I fatti accertati sono tali da far ritenere quantomeno non manifestamente infondato che l’Eni abbia deciso consapevolmente, al fine di un maggior profitto, di accettare la concreta possibilità, in termini di elevata probabilità, che si realizzasse un evento luttuoso, quale quello che si è verificato. Numerosi elementi consistenti e concordanti portano a ritenere che l’Eni, con le sue omissioni e violazioni di norme di legge, abbia accettato il rischio dell’evento, non voluto né desiderato dai soggetti agenti, ma in concreto altamente probabile, alla luce delle conoscenze scientifiche e tecniche in loro possesso.

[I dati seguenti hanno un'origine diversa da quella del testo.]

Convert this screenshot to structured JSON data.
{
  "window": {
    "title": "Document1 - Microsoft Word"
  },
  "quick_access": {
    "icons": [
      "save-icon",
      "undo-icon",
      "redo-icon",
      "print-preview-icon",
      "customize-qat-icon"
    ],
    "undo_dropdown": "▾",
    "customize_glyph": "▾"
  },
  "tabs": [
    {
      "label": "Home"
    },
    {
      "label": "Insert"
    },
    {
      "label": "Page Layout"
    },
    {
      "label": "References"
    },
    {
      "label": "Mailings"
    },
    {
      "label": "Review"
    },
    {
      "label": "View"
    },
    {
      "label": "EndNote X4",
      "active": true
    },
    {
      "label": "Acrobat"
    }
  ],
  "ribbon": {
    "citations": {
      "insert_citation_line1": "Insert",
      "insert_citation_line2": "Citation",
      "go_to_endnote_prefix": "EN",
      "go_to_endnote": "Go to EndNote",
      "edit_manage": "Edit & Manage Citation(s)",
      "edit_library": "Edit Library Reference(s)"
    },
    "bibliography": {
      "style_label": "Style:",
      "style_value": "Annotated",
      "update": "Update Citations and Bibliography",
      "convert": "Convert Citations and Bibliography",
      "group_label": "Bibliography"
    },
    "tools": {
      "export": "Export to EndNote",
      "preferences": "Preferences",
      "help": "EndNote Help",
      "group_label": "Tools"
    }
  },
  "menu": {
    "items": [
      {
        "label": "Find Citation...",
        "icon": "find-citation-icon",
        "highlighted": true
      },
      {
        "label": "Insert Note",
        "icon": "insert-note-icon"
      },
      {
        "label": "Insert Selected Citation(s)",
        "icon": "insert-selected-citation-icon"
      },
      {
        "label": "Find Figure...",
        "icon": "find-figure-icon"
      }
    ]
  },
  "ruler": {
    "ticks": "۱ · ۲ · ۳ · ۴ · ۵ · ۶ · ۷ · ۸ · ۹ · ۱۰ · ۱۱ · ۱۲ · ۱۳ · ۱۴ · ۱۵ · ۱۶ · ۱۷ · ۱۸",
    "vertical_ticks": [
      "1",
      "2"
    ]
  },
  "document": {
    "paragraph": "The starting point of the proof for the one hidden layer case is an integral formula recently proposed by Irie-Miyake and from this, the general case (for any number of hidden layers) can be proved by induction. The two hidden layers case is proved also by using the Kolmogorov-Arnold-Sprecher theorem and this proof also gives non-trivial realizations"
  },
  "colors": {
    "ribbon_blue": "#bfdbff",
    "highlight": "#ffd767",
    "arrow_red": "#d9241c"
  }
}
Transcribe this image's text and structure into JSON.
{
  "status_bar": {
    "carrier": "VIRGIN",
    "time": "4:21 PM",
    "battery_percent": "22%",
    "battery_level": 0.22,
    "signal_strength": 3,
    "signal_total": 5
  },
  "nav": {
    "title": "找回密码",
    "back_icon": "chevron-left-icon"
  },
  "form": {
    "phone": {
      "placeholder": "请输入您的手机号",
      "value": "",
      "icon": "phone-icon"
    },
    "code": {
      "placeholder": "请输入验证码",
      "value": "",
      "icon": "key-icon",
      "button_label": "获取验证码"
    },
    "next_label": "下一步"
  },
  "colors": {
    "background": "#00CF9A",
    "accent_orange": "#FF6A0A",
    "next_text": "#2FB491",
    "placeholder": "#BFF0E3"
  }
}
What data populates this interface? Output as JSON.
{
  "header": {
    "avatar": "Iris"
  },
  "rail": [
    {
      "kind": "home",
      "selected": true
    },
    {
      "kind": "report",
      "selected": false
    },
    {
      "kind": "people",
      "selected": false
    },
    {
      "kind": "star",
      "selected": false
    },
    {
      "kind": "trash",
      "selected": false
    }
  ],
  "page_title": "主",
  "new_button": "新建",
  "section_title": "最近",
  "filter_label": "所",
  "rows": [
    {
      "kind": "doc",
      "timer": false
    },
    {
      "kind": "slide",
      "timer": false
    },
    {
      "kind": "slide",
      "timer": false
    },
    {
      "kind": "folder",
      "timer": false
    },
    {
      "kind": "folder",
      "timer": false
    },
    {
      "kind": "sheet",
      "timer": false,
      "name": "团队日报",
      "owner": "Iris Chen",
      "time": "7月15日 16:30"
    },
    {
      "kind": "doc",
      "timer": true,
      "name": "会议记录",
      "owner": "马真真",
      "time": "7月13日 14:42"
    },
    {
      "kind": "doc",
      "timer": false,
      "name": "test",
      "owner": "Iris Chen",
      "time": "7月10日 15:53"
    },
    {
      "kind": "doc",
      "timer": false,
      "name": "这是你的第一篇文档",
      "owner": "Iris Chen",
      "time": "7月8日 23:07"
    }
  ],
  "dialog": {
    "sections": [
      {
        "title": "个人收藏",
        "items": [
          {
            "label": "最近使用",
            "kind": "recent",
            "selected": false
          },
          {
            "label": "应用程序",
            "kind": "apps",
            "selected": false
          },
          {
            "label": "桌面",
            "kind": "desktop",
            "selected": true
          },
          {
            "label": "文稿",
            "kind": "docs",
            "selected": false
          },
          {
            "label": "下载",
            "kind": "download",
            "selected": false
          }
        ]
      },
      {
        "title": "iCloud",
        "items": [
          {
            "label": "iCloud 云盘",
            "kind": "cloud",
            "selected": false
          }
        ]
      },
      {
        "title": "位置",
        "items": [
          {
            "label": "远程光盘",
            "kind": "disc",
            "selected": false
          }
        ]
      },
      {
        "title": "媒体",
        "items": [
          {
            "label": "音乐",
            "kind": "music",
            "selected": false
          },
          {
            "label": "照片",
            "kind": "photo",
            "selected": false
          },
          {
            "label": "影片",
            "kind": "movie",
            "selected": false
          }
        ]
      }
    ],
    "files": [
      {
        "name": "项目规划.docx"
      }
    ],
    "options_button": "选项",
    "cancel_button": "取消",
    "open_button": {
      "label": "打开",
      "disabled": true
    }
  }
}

Essi, pur non avendo di mira quel determinato accadimento, hanno scelto di operare anche a costo che si realizzasse, per cui esso è da considerarsi riferibile alla loro volontà e, come tale, configurabile come dolo indiretto o eventuale, in quanto, benché a conoscenza dell’esistenza certa del rischio, decisero di correrlo, pur sapendo, potendo e dovendo eliminarlo. Responsabilità analoghe sono da addebitarsi alla Nuova Solmine, anch’essa a conoscenza del pericolo rappresentato dalla presenza abnorme di acido solfidrico e delle violazioni ed omissioni finalizzate ad occultarla. Tra le società sarebbe pertanto ravvisabile una vera e propria complicità o associazione per delinquere. Non vi è motivo, quindi, per cui le violazioni ed omissioni di Nuova Solmine debbano escludere quelle dell’Eni, come ha ritenuto il Gup, anziché sommarsi ad esse ed anzi aggravarle, in coerenza con i numerosi elementi probatori emersi.
La sentenza di assoluzione dell’Eni, non considerando minimamente la possibilità del dolo eventuale e quella della complicità tra le due società, si è fondata su un dubbio relativo ad una ipotesi non verificatasi nella realtà. Il giudice ha infatti ritenuto che non fosse da escludere la possibilità, qualora la presenza dell’acido solfidrico fosse stata correttamente segnalata dall’Eni, che Nuova Solmine rimovesse comunque le segnalazioni, riproducendo una situazione di pericolo.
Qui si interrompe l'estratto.